You think I’m amazing now.. you shoulda seen me at 16

Well no.. you probably wouldn’t have wanted to see me. I was fat and hairy, wore ugly clothing, and was probably one of those uncomfortably uncomfortable guys in the room. You know those people that you wish would just relax cause they’re making you feel uncomfortable and guilty cause you know that you’re the one they’re uncomfortable being around? I was that guy.
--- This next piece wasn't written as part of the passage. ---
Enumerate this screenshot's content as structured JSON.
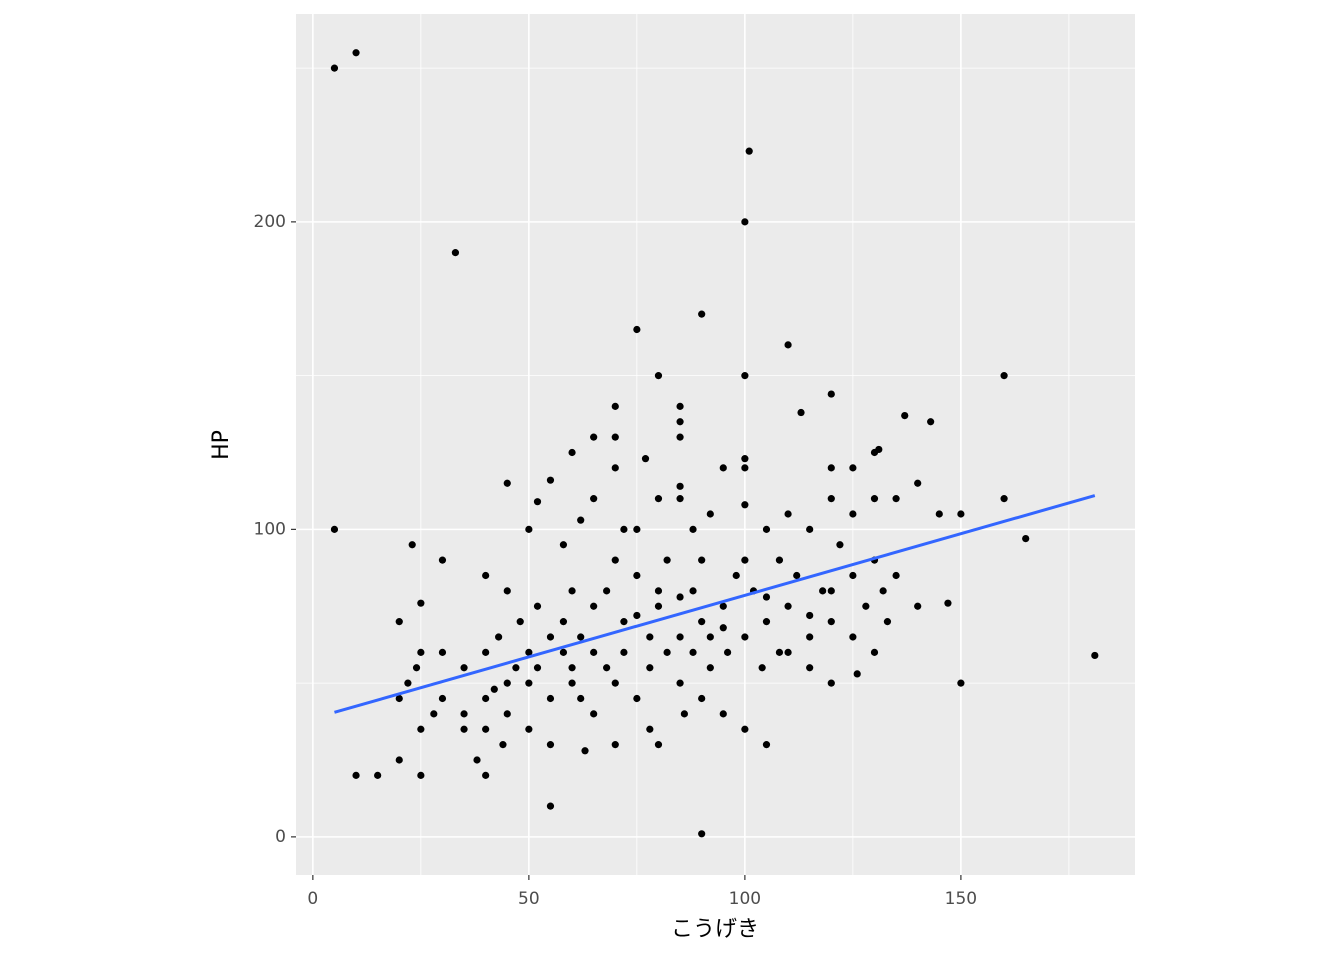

BUT. You would’ve liked to talk to me online. Or read some of my HS papers or poems. I was pretty friggin amazing. I didn’t know it then. I know it now, cause I know what amazing truly is, personally. And I wish that I could go back to me when I was in HS and tell myself that looking as good as I do now and feeling as good as I do now comes with a price. The price of losing that depressive artistic edge. Although, knowing me as I was back then, I’d have accepted that price. That’s cause, as smart as I was back then, I was an idiot in a lot of ways too.
I’m glad I’m smarter now.
You ever have those fantasies where you would go back to some earlier you and talk to yourself? What did you imagine you’d do? Would you try to give advice? Assurances?
I always imagined that I’d say to myself, “Kid.. it ain’t gonna get any better but you sure as hell will feel like it has. And that’s all that matters.” And then maybe take me out to IHOP or something and get my fat ass fatter.